Anastasia and Dr Crazy have inspired me to gloat about describe my Christmas dinner plans too.*

This year it is just us. Just the Geekman and me. But will that stop us from cooking as though we are having 20 dinner guests? No, it will not. In fact, we will have EXTRA TIME FOR COOKING! Because of no dinner guests. Hah.

We plan to start off by piling the table with small snack-like things, which we will eat throughout the day. This means:
Dolmades
Olives
Smoked salmon spread with cream cheese and rolled up into little parcels
Prosciutto wrapped around pieces of melon
Strawberries**
Blueberries
Mango

There will also be gin and tonics, and vodka and orange for random slurping throughout the afternoon.

Then we are going to have an actual Christmas dinner, in three acts:

Act I
Mushroom and smoked fish canapes (1982 says hi!)
Scallops with lime and vodka sauce

Act II
Cornish game hens with sage and orange glaze
Swedish meatballs
Braised red cabbage
Glazed roast beetroot
Pioneer woman's burgundy mushrooms
Sourdough bread

Act III
Banoffee trifle
Cheese platter

Then we are going to spend the evening drinking mulled wine and port, and eating homemade chocolate truffles.

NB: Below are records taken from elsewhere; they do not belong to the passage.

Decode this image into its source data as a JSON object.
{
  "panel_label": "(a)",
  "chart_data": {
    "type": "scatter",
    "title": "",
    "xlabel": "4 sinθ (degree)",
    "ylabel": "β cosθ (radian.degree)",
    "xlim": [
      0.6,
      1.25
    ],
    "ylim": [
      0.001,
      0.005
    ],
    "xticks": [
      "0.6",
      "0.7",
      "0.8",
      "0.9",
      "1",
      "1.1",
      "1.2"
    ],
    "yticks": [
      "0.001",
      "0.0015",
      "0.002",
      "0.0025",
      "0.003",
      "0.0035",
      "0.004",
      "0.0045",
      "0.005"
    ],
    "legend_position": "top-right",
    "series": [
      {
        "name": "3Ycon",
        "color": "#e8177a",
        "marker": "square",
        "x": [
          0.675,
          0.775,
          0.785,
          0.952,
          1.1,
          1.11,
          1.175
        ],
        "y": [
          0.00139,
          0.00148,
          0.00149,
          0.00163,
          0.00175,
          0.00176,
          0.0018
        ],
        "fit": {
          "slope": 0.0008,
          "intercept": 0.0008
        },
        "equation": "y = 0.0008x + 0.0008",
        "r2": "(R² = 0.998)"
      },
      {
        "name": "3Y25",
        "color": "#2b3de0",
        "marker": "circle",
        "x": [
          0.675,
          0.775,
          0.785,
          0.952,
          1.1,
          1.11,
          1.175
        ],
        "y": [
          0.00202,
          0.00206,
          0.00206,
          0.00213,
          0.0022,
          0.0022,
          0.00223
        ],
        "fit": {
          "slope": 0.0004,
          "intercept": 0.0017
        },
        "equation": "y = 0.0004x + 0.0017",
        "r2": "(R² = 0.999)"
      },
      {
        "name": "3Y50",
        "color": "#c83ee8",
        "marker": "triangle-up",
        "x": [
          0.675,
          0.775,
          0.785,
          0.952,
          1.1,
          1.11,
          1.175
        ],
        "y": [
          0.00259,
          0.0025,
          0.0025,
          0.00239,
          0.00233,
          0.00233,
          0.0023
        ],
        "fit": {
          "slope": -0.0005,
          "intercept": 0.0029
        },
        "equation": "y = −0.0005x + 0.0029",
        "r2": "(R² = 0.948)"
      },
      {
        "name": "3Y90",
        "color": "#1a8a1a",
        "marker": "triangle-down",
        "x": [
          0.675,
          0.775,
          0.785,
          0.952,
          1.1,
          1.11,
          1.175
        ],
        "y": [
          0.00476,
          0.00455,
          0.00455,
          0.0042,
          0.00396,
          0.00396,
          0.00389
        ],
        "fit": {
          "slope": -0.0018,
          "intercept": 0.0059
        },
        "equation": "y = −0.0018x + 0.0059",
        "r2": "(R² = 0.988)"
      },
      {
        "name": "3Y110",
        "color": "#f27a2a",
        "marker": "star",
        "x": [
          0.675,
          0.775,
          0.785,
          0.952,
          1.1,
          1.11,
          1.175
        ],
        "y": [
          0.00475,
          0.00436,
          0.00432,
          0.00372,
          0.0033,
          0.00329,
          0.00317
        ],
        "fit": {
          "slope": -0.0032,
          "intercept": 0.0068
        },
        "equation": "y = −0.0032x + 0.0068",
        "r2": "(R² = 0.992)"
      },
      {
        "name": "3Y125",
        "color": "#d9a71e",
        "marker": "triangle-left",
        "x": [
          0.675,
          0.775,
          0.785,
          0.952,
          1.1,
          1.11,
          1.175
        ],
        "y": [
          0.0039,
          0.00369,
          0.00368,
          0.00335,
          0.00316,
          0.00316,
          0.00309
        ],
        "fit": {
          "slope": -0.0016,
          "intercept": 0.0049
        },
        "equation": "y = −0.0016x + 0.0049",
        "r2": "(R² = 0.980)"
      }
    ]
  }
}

Yes, it is eclectic. And we will probably die of exploded stomach syndrome before we finish it all. But it is all our favourite foods, and it will be AWESOME.

__________
* Is anyone else a little worried that when you have been talking to a real life colleague or family member recently, you might have mentioned something delicious you are cooking, which they might google in order to find a recipe, and then they might come across your blog? No? Just me, then.

** The best thing about Christmas in the middle of summer is the berries. The worst thing about Christmas in the middle of summer is how the berries were $2.99 a punnet last week, and they miraculously leap up to $6.99 on Christmas Eve. Also that if you want ripe berries on Christmas day, you have to brave the craziness that is the grocery shop a day or two before. In New Zealand, I remember that the milkman used to deliver strawberries along with the milk on Christmas Eve. That was a much better solution.

1 Comment:

Anonymous said...

"Is anyone else a little worried that when you have been talking to a real life colleague or family member recently, you might have mentioned something delicious you are cooking, which they might google in order to find a recipe, and then they might come across your blog?"


This has happened to me. A friend not a colleague and as it happens, the world did not end but oh holy crap and I am no longer indexed by google.